GCP Firewall Rules
Import Google Cloud Platform VPC firewall rules exported as JSON. netbobr parses both single rules and arrays of rules, extracting source/destination ranges, protocols, and ports for compliance analysis.
Export command
Export your GCP firewall rules using the gcloud CLI:
# Export all firewall rules as JSON
gcloud compute firewall-rules list --format=json > firewall-rules.json
# Export rules for a specific network
gcloud compute firewall-rules list --filter="network:default" --format=json > default-rules.json
# Export a specific rule
gcloud compute firewall-rules describe my-rule --format=json > rule.jsonThe --format=json flag is required. Without it, gcloud outputs a table format that cannot be parsed.
Supported JSON shapes
netbobr accepts two shapes of GCP firewall JSON:
- Array of rules -- output from
gcloud compute firewall-rules list --format=json - Single rule object -- output from
gcloud compute firewall-rules describe --format=json
Minimal example
[
{
"name": "allow-https-ingress",
"direction": "INGRESS",
"network": "projects/my-project/global/networks/default",
"allowed": [
{
"IPProtocol": "tcp",
"ports": ["443"]
}
],
"sourceRanges": ["10.0.0.0/8"]
},
{
"name": "allow-web-egress",
"direction": "EGRESS",
"network": "projects/my-project/global/networks/default",
"allowed": [
{
"IPProtocol": "tcp",
"ports": ["80", "443"]
}
],
"destinationRanges": ["0.0.0.0/0"]
}
]Parser behavior
| Rule direction | Source | Destination |
|---|---|---|
INGRESS | sourceRanges array | 0.0.0.0/0 (implicit) |
EGRESS | 0.0.0.0/0 (implicit) | destinationRanges array |
- If an
INGRESSrule has nosourceRangesand no source tags or service accounts, the source defaults to0.0.0.0/0. - Each entry in the
allowedarray mapsIPProtocolto a protocol (tcp-> TCP,udp-> UDP,icmp-> ICMP,all-> ANY). - If an
allowedentry has noportsarray, the port defaults to0-65535(all ports). - Every combination of source, destination, and port creates a separate flow for analysis.
Limitations and warnings
| Limitation | Detail |
|---|---|
| Source tags | sourceTags (network tags) cannot be resolved to CIDRs. Each tag generates a warning. |
| Target tags | targetTags cannot be resolved to CIDRs. Each tag generates a warning. |
| Source service accounts | sourceServiceAccounts cannot be resolved to CIDRs. Each SA generates a warning. |
| Target service accounts | targetServiceAccounts cannot be resolved to CIDRs. Each SA generates a warning. |
| Tier 2 rules | GCP firewall rules have source OR destination ranges, not both specific CIDRs. Rules requiring both a specific source and destination cannot be expressed. |
| Priority field | The priority field is read but not used for rule ordering. |
Accuracy
Accuracy measured against a 400-rule CSV baseline (360 Tier 1 + 40 Tier 2).
| Metric | Value |
|---|---|
| CLI match rate | 74.3% (297/400) |
| Browser match rate | 74.3% (297/400) |
| Tier 1 accuracy | 85.3% (297/348) |
| Tier 2 accuracy | 0% (40 flows -- expected gap) |
| Field accuracy | 100% (risk score, risk level, verdict) |
| Extra flows | 2 (from rule consolidation edge cases) |
The 40 missing Tier 2 flows are expected -- GCP firewall rules cannot express rules with both specific source and destination CIDRs. The remaining gaps come from rules involving wide port ranges combined with the ANY protocol.
Troubleshooting
"No flows parsed"
Verify the file is JSON format. The --format=json flag is required when exporting. Plain gcloud compute firewall-rules list outputs a table, not JSON.

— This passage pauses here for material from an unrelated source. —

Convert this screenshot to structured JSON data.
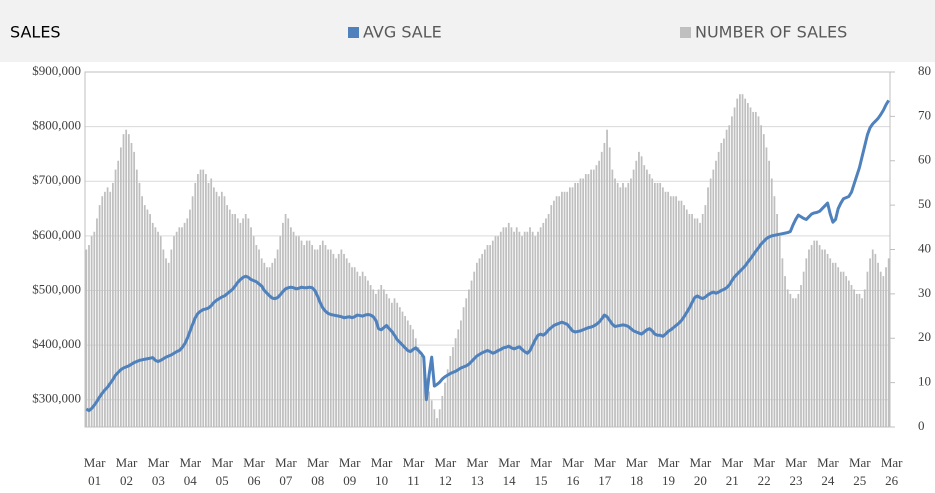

"Missing rules" Check if rules use network tags or service accounts instead of IP ranges. These appear as warnings in the results banner but produce no analyzable flows since the CIDR addresses are unknown.
"Rules showing wrong direction"
Verify the direction field is INGRESS or EGRESS. Some export tools may change the case. The parser normalizes to uppercase before checking.
CLI usage:
npx @netbobr/cli analyze firewall-rules.json --cloud-format gcp-fwBrowser: Drag and drop the .json file onto the import area. GCP firewall format is auto-detected.